Some people refuse to believe that a lion can throw his voice deliberately They maintain that all he does is to hold his mouth close to the ground when roaring, so that the sound is blurred and it is impossible to tell from which direction it is coming. Now, in order to find out if this was true I tried very hard to be present when Albert was roaring, but with little success. Time after time I would walk hopefully past his cag
e thinking that he might roar while I was there to see, but every time he remained stubbornly silent. Sometimes, when I heard him start up, I would treat the visitors to the sight of a keeper running madly along the path through the trees as though some escaped beast were at my heels. But every time, when I arrived panting at the barrier rail, I would find that Albert had either finished or else had thought better of it and had relapsed into silence after two or three coughs. However, I was more than compensated for this by the magnificent sounds he would produce when I could hear, but not see, him.
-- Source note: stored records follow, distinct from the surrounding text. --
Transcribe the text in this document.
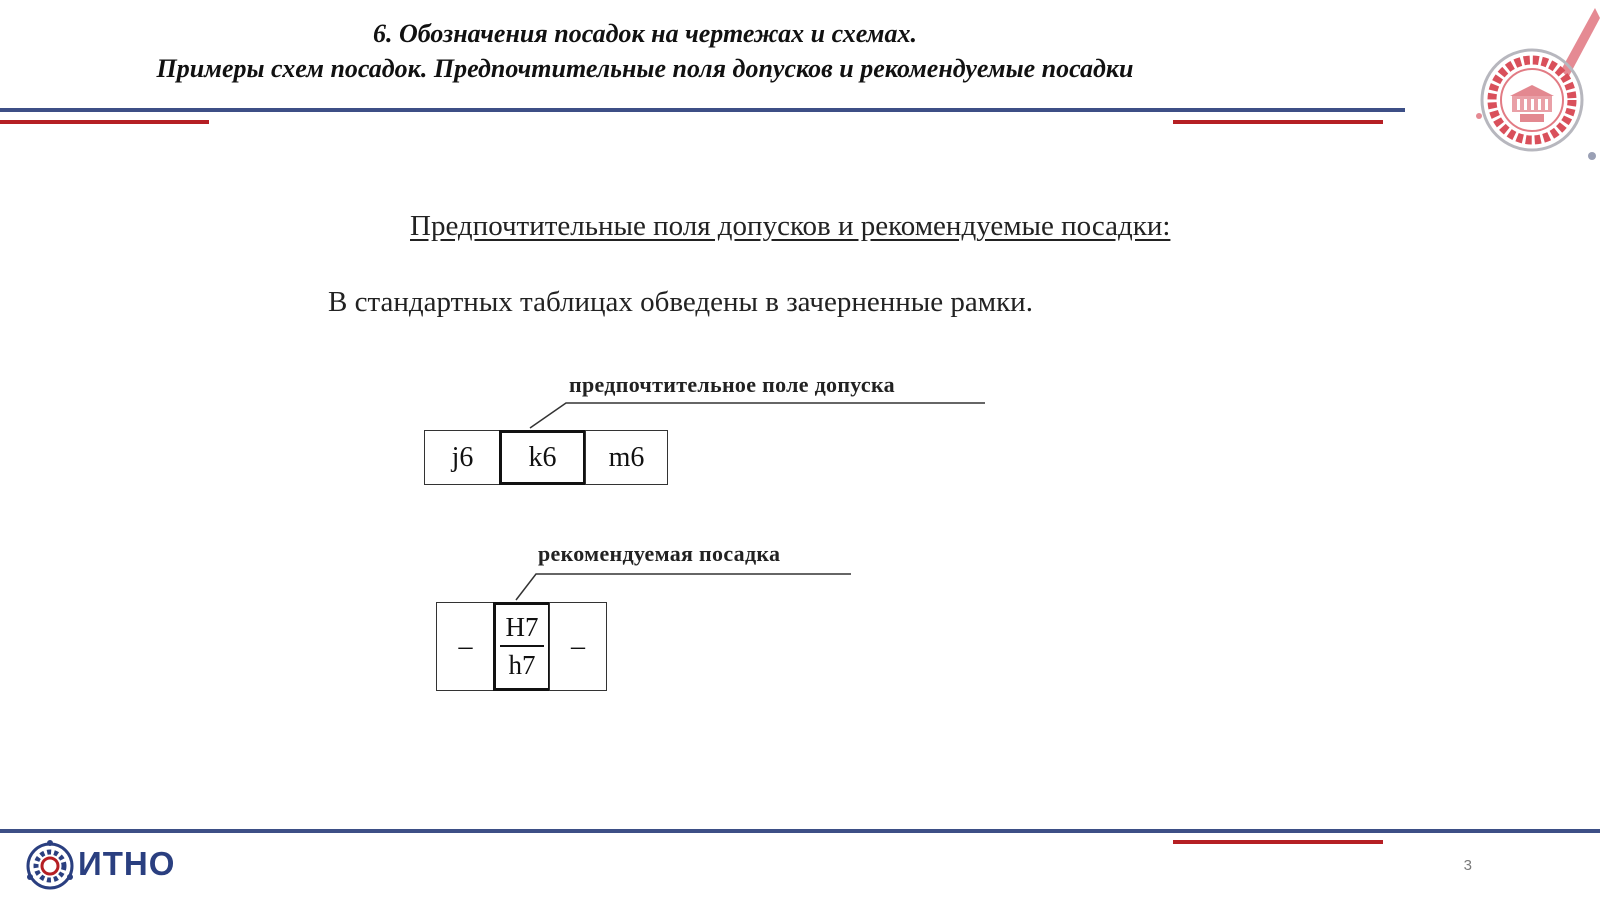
6. Обозначения посадок на чертежах и схемах.
Примеры схем посадок. Предпочтительные поля допусков и рекомендуемые посадки
Предпочтительные поля допусков и рекомендуемые посадки:
В стандартных таблицах обведены в зачерненные рамки.
предпочтительное поле допуска
j6	k6	m6
рекомендуемая посадка
–	$\frac{H7}{h7}$ –
ИТНО	3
He always seemed to choose the late afternoon to burst into song. He would start, quite suddenly, with two or three preliminary ‘Aroom’ noises, with long pauses in between, as if he were making sure of the right note. Then he would launch into the full song: the ‘Arooms’ would become throaty and rich and the pause between each shorter and shorter, until they ran together in a terrific crescendo of sound. It would rasp out, faster and faster, then start to slow down: then, just as suddenly as it began, it would stop. It is difficult to describe the frightening possibilities that were snarled at you when the sound reached its zenith. Considered dispassionately, the song resembled, more than anything else, someone sawing wood on a gigantic echoing barrel. First there would be the slow strokes of the saw; then they would get faster and faster as the steel bit into the wood; then the strokes would get slow again, as an indication that the sawing was nearly done; then, silence. And at that moment I always waited to hear the thud of the piece of wood hitting the ground.
After some weeks’ association with Albert I decided that he did not in any way measure up to the popular estimation of what a lion should be. He was sulky, blustery and devoid of any finer feelings whatsoever. His small, golden eyes always had in them an expression of baffled rage; it seemed that he was trying to uphold his race’s reputation for fierceness but could not remember why. There was always a faintly puzzled look about him, as though he were wondering whether it was necessary to behave in this way. When he was not prowling about in a filthy temper he was indulging in his ‘joke’ of jumping out suddenly at unsuspecting passers-by and getting a sardonic pleasure out of their panic. At mealtimes he would behave in the reprehensible manner I have described and then, gorged with his own meat and his ill-gotten gains, he would sprawl in the long grass and belch. I tried very hard, but I could not find a single endearing quality in Albert.